AMPAS
Guillermo del Toro (left) and Peter Jackson.
As has been widely reported in the last day or two, "Pan's Labyrinth" director Guillermo del Toro has signed on to move to New Zealand (for four years!) and make a film version of J.R.R. Tolkien's "The Hobbit," as well as a planned sequel, under the aegis of producer Peter Jackson. This has provoked widespread revelry in the overlapping Tolkien, Jackson and del Toro fan-ospheres, but I'm here to tell you something: It's not a good idea.
Let me be clear: I'm a big fan of Tolkien's books, Jackson's film trilogy and most of del Toro's movies. (We can discuss "Mimic," which has its defenders, some other time.) At least on the surface, it's a natural fit, and I hope my premonition is wrong. But this whole project smells to me of hubris, and indeed of something worse: It smells of George Lucas.

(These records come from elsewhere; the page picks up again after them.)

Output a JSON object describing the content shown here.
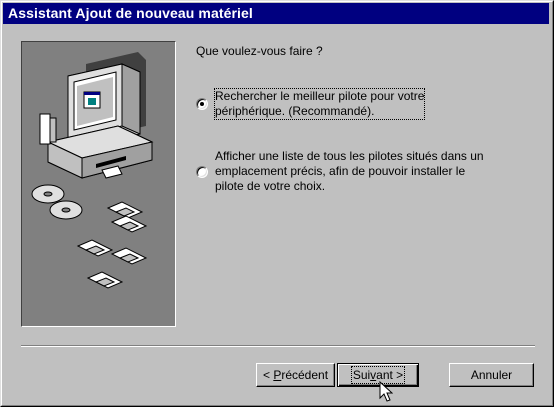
{
  "window": {
    "title": "Assistant Ajout de nouveau matériel"
  },
  "content": {
    "prompt": "Que voulez-vous faire ?",
    "options": [
      {
        "line1": "Rechercher le meilleur pilote pour votre",
        "line2": "périphérique. (Recommandé).",
        "selected": true
      },
      {
        "line1": "Afficher une liste de tous les pilotes situés dans un",
        "line2": "emplacement précis, afin de pouvoir installer le",
        "line3": "pilote de votre choix.",
        "selected": false
      }
    ]
  },
  "buttons": {
    "back_prefix": "< ",
    "back_accel": "P",
    "back_rest": "récédent",
    "next_prefix": "Sui",
    "next_accel": "v",
    "next_rest": "ant >",
    "cancel": "Annuler"
  },
  "icons": {
    "illustration": "hardware-wizard-illustration",
    "cursor": "arrow-cursor-icon"
  },
  "colors": {
    "titlebar": "#000080",
    "face": "#c0c0c0",
    "illustration_bg": "#808080"
  }
}
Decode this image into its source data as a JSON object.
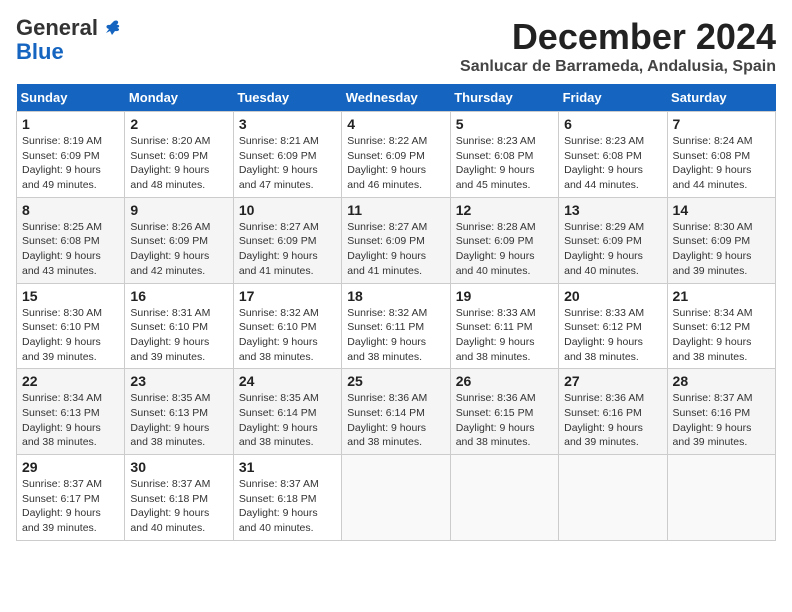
{
  "header": {
    "logo_general": "General",
    "logo_blue": "Blue",
    "month": "December 2024",
    "location": "Sanlucar de Barrameda, Andalusia, Spain"
  },
  "weekdays": [
    "Sunday",
    "Monday",
    "Tuesday",
    "Wednesday",
    "Thursday",
    "Friday",
    "Saturday"
  ],
  "weeks": [
    [
      {
        "day": "1",
        "sunrise": "8:19 AM",
        "sunset": "6:09 PM",
        "daylight": "9 hours and 49 minutes."
      },
      {
        "day": "2",
        "sunrise": "8:20 AM",
        "sunset": "6:09 PM",
        "daylight": "9 hours and 48 minutes."
      },
      {
        "day": "3",
        "sunrise": "8:21 AM",
        "sunset": "6:09 PM",
        "daylight": "9 hours and 47 minutes."
      },
      {
        "day": "4",
        "sunrise": "8:22 AM",
        "sunset": "6:09 PM",
        "daylight": "9 hours and 46 minutes."
      },
      {
        "day": "5",
        "sunrise": "8:23 AM",
        "sunset": "6:08 PM",
        "daylight": "9 hours and 45 minutes."
      },
      {
        "day": "6",
        "sunrise": "8:23 AM",
        "sunset": "6:08 PM",
        "daylight": "9 hours and 44 minutes."
      },
      {
        "day": "7",
        "sunrise": "8:24 AM",
        "sunset": "6:08 PM",
        "daylight": "9 hours and 44 minutes."
      }
    ],
    [
      {
        "day": "8",
        "sunrise": "8:25 AM",
        "sunset": "6:08 PM",
        "daylight": "9 hours and 43 minutes."
      },
      {
        "day": "9",
        "sunrise": "8:26 AM",
        "sunset": "6:09 PM",
        "daylight": "9 hours and 42 minutes."
      },
      {
        "day": "10",
        "sunrise": "8:27 AM",
        "sunset": "6:09 PM",
        "daylight": "9 hours and 41 minutes."
      },
      {
        "day": "11",
        "sunrise": "8:27 AM",
        "sunset": "6:09 PM",
        "daylight": "9 hours and 41 minutes."
      },
      {
        "day": "12",
        "sunrise": "8:28 AM",
        "sunset": "6:09 PM",
        "daylight": "9 hours and 40 minutes."
      },
      {
        "day": "13",
        "sunrise": "8:29 AM",
        "sunset": "6:09 PM",
        "daylight": "9 hours and 40 minutes."
      },
      {
        "day": "14",
        "sunrise": "8:30 AM",
        "sunset": "6:09 PM",
        "daylight": "9 hours and 39 minutes."
      }
    ],
    [
      {
        "day": "15",
        "sunrise": "8:30 AM",
        "sunset": "6:10 PM",
        "daylight": "9 hours and 39 minutes."
      },
      {
        "day": "16",
        "sunrise": "8:31 AM",
        "sunset": "6:10 PM",
        "daylight": "9 hours and 39 minutes."
      },
      {
        "day": "17",
        "sunrise": "8:32 AM",
        "sunset": "6:10 PM",
        "daylight": "9 hours and 38 minutes."
      },
      {
        "day": "18",
        "sunrise": "8:32 AM",
        "sunset": "6:11 PM",
        "daylight": "9 hours and 38 minutes."
      },
      {
        "day": "19",
        "sunrise": "8:33 AM",
        "sunset": "6:11 PM",
        "daylight": "9 hours and 38 minutes."
      },
      {
        "day": "20",
        "sunrise": "8:33 AM",
        "sunset": "6:12 PM",
        "daylight": "9 hours and 38 minutes."
      },
      {
        "day": "21",
        "sunrise": "8:34 AM",
        "sunset": "6:12 PM",
        "daylight": "9 hours and 38 minutes."
      }
    ],
    [
      {
        "day": "22",
        "sunrise": "8:34 AM",
        "sunset": "6:13 PM",
        "daylight": "9 hours and 38 minutes."
      },
      {
        "day": "23",
        "sunrise": "8:35 AM",
        "sunset": "6:13 PM",
        "daylight": "9 hours and 38 minutes."
      },
      {
        "day": "24",
        "sunrise": "8:35 AM",
        "sunset": "6:14 PM",
        "daylight": "9 hours and 38 minutes."
      },
      {
        "day": "25",
        "sunrise": "8:36 AM",
        "sunset": "6:14 PM",
        "daylight": "9 hours and 38 minutes."
      },
      {
        "day": "26",
        "sunrise": "8:36 AM",
        "sunset": "6:15 PM",
        "daylight": "9 hours and 38 minutes."
      },
      {
        "day": "27",
        "sunrise": "8:36 AM",
        "sunset": "6:16 PM",
        "daylight": "9 hours and 39 minutes."
      },
      {
        "day": "28",
        "sunrise": "8:37 AM",
        "sunset": "6:16 PM",
        "daylight": "9 hours and 39 minutes."
      }
    ],
    [
      {
        "day": "29",
        "sunrise": "8:37 AM",
        "sunset": "6:17 PM",
        "daylight": "9 hours and 39 minutes."
      },
      {
        "day": "30",
        "sunrise": "8:37 AM",
        "sunset": "6:18 PM",
        "daylight": "9 hours and 40 minutes."
      },
      {
        "day": "31",
        "sunrise": "8:37 AM",
        "sunset": "6:18 PM",
        "daylight": "9 hours and 40 minutes."
      },
      null,
      null,
      null,
      null
    ]
  ]
}
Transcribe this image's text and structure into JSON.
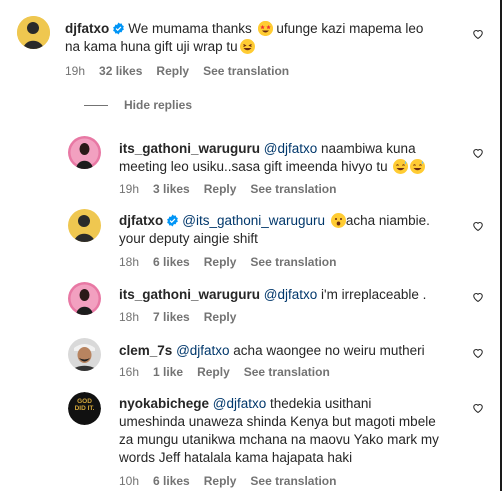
{
  "comments": [
    {
      "username": "djfatxo",
      "verified": true,
      "mention": "",
      "text": "We mumama thanks",
      "text2": " ufunge kazi mapema leo na kama huna gift uji wrap tu",
      "emoji1": "star-struck",
      "emoji2": "laughing",
      "time": "19h",
      "likes": "32 likes",
      "reply": "Reply",
      "translate": "See translation"
    },
    {
      "username": "its_gathoni_waruguru",
      "verified": false,
      "mention": "@djfatxo",
      "text": " naambiwa kuna meeting leo usiku..sasa gift imeenda hivyo tu",
      "time": "19h",
      "likes": "3 likes",
      "reply": "Reply",
      "translate": "See translation"
    },
    {
      "username": "djfatxo",
      "verified": true,
      "mention": "@its_gathoni_waruguru",
      "text": "acha niambie. your deputy aingie shift",
      "time": "18h",
      "likes": "6 likes",
      "reply": "Reply",
      "translate": "See translation"
    },
    {
      "username": "its_gathoni_waruguru",
      "verified": false,
      "mention": "@djfatxo",
      "text": " i'm irreplaceable .",
      "time": "18h",
      "likes": "7 likes",
      "reply": "Reply"
    },
    {
      "username": "clem_7s",
      "verified": false,
      "mention": "@djfatxo",
      "text": " acha waongee no weiru mutheri",
      "time": "16h",
      "likes": "1 like",
      "reply": "Reply",
      "translate": "See translation"
    },
    {
      "username": "nyokabichege",
      "verified": false,
      "mention": "@djfatxo",
      "text": " thedekia usithani umeshinda unaweza shinda Kenya but magoti mbele za mungu utanikwa mchana na maovu Yako mark my words Jeff hatalala kama hajapata haki",
      "time": "10h",
      "likes": "6 likes",
      "reply": "Reply",
      "translate": "See translation"
    }
  ],
  "hide_replies": "Hide replies",
  "avatar_text": "GOD DID IT.",
  "colors": {
    "text": "#262626",
    "secondary": "#737373",
    "mention": "#00376b",
    "verified": "#0095f6"
  }
}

First of all, hasn't anybody noticed that del Toro has repeatedly said he doesn't like Tolkien, and that he never finished reading "The Lord of the Rings"? Here's what he told me in Cannes in 2006, when I asked him about the influence of Tolkien and C.S. Lewis on his own work: "I was never into heroic fantasy. At all. I don't like little guys and dragons, hairy feet, hobbits -- I've never been into that at all. I don't like sword and sorcery, I hate all that stuff."